- Genre: Pre-school television
- Directed by: Gary Juleff
- Starring: Diana Kidd as Mulligrub John Schumann Mark Reedman Nick Vall Angela Smith Gina Zoia Sally Playford Ray Wheeler Megan Harris Sue Harris Coin Pyrlis Jo England Pip Burford Nick Civetta
- Theme music composer: Chris Harriott
- Country of origin: Australia
- Original language: English
- No. of seasons: 9
- No. of episodes: 550

Production
- Executive producer: Ian Fairweather
- Producer: Elizabeth Mansutti
- Production locations: Adelaide, South Australia
- Running time: 30 minutes (no ads)

Original release
- Network: Network Ten
- Release: 30 May 1988 – 28 June 1996

Related
- The Music Shop (1996–1998); In the Box (1998-2006);

= Mulligrubs =

Australian television series with a preschool demographic

Mulligrubs is an Australian children's television series that aired on Network Ten from 30 May 1988 to 28 June 1996. The series was made by affiliate ADS in Adelaide and was aimed at pre-schoolers.

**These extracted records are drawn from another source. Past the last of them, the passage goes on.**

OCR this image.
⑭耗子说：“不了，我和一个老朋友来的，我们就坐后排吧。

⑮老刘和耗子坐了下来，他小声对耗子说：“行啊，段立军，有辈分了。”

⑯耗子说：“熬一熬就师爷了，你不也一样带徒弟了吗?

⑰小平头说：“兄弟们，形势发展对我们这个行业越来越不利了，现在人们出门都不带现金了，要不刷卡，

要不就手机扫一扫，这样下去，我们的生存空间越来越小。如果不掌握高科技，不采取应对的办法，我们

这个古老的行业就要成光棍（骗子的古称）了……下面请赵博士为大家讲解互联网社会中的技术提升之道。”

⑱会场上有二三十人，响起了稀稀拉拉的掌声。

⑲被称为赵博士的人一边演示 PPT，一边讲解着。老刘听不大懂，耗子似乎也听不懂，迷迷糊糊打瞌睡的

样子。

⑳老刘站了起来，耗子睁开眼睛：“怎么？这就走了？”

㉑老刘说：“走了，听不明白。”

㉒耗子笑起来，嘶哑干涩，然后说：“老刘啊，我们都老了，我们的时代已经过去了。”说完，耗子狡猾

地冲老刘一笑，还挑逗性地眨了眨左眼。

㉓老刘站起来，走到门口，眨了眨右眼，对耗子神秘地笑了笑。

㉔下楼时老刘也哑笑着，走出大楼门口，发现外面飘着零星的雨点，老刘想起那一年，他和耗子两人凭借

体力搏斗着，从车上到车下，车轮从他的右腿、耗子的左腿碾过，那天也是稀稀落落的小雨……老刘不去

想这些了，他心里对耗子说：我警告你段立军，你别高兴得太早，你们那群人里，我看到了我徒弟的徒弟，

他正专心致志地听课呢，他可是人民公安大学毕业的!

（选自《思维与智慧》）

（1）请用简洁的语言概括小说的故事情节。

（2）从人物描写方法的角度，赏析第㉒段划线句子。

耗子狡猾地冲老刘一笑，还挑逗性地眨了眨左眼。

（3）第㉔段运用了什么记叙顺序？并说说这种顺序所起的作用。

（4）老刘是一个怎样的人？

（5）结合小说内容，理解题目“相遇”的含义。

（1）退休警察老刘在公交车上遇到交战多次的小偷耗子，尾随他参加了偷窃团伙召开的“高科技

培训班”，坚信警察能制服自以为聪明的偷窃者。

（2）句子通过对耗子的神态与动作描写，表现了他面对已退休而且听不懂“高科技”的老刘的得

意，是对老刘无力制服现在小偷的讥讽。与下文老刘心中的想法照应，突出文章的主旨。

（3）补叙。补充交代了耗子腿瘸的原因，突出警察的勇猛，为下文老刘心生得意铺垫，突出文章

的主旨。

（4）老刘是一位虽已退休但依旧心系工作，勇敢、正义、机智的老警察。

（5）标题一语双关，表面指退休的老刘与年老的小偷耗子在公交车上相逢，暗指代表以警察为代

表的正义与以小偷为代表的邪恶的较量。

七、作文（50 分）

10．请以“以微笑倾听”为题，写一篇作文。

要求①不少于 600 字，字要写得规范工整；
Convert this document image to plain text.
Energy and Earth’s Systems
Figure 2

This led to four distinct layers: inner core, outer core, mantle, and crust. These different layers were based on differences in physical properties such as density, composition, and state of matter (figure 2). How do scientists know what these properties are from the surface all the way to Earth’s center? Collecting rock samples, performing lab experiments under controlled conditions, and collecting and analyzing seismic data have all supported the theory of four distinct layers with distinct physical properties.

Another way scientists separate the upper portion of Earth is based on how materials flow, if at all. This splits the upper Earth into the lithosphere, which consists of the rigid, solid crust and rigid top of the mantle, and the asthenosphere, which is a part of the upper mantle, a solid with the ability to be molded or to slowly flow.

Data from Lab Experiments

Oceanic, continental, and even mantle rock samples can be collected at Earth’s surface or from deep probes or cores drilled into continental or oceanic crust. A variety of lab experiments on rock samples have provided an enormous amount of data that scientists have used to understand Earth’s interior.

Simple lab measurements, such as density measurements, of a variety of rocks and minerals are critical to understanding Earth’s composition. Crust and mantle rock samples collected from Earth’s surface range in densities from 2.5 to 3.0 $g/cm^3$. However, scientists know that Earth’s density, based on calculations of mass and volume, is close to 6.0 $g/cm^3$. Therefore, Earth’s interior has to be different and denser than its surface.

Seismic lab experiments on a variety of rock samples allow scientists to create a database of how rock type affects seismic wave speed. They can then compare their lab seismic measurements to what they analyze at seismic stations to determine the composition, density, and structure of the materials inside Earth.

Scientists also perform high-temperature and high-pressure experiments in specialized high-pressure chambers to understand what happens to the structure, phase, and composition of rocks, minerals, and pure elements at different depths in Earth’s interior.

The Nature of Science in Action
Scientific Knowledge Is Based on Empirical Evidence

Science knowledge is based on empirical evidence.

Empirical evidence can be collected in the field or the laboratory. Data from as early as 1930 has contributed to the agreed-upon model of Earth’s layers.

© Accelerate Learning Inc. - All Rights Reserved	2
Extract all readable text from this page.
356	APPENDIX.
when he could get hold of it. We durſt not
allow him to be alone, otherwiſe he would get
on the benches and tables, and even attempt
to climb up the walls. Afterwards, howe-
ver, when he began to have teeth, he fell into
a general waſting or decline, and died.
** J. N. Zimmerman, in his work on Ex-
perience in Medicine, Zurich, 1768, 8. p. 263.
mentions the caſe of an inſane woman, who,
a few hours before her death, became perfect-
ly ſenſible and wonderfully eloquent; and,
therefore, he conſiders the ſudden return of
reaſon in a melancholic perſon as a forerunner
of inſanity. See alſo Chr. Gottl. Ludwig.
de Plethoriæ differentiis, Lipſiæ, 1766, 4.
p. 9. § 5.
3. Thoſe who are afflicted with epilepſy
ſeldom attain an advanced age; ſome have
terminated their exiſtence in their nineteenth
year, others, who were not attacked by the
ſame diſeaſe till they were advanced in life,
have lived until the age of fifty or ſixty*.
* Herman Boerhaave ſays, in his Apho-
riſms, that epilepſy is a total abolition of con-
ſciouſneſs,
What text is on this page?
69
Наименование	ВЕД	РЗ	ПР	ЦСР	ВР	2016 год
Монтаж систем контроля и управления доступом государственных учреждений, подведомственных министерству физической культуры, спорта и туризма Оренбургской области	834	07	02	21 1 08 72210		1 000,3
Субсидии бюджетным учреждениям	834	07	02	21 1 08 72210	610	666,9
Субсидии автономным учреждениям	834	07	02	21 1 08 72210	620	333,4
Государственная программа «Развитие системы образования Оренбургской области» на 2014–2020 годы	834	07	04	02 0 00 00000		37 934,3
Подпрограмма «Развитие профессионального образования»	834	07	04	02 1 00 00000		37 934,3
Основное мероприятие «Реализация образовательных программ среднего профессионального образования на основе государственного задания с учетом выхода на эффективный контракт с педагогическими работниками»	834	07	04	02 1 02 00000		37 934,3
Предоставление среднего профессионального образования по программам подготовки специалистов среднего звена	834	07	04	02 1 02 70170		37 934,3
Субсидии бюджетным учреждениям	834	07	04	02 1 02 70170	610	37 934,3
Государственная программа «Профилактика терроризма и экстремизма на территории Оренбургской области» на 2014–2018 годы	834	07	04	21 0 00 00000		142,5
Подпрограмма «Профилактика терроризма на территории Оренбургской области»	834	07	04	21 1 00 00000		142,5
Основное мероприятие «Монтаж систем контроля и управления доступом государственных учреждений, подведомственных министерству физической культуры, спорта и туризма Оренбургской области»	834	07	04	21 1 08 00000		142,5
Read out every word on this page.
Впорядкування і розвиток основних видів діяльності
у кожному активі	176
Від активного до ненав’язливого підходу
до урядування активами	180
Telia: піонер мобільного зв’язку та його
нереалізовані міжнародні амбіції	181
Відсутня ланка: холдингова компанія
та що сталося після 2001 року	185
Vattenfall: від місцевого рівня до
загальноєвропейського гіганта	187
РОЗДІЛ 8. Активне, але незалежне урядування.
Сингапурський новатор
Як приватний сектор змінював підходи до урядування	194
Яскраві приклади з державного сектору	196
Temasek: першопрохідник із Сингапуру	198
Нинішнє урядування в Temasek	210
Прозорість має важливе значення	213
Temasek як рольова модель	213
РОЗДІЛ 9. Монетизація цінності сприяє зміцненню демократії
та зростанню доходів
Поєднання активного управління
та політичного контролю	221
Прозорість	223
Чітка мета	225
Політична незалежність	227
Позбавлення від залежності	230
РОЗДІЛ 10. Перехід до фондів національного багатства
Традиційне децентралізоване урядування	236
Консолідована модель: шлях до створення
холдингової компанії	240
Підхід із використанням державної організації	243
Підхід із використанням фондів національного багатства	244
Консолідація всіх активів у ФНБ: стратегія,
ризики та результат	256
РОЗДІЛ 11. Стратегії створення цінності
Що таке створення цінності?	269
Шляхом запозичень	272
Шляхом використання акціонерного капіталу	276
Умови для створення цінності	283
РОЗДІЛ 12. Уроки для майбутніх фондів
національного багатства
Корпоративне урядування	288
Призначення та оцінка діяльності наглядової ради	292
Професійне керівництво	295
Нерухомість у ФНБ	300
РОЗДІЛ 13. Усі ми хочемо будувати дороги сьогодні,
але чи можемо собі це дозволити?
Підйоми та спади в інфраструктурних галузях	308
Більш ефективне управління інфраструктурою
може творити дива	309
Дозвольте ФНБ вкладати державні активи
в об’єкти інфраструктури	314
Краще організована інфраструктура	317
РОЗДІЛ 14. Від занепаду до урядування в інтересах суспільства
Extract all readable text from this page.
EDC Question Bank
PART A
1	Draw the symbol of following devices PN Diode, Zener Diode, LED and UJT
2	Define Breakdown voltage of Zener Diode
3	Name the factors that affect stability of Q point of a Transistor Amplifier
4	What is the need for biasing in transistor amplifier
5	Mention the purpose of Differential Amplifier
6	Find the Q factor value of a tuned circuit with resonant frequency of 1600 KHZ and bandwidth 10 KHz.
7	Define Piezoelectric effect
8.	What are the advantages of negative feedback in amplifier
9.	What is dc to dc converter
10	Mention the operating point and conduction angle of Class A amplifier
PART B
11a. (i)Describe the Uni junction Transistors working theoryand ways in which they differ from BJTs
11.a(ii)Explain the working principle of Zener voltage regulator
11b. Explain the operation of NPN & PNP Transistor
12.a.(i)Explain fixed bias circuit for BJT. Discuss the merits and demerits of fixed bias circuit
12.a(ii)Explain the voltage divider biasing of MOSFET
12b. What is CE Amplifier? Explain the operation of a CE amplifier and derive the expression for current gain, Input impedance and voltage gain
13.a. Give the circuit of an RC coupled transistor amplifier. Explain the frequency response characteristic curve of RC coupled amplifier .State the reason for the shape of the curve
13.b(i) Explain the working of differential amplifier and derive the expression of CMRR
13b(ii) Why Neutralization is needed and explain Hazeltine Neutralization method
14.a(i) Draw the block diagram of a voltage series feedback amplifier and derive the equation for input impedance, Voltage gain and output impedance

About 550 episodes were made, with about 425 being stored intact at the National Film and Sound Archive of Australia.

The show was best remembered for the face (made up of just eyes, eyebrows, nostrils and mouth) on a blue screen that appeared occasionally during the program. The actress who played the part of 'the face' was Diana Kidd (born circa. 1951–1952).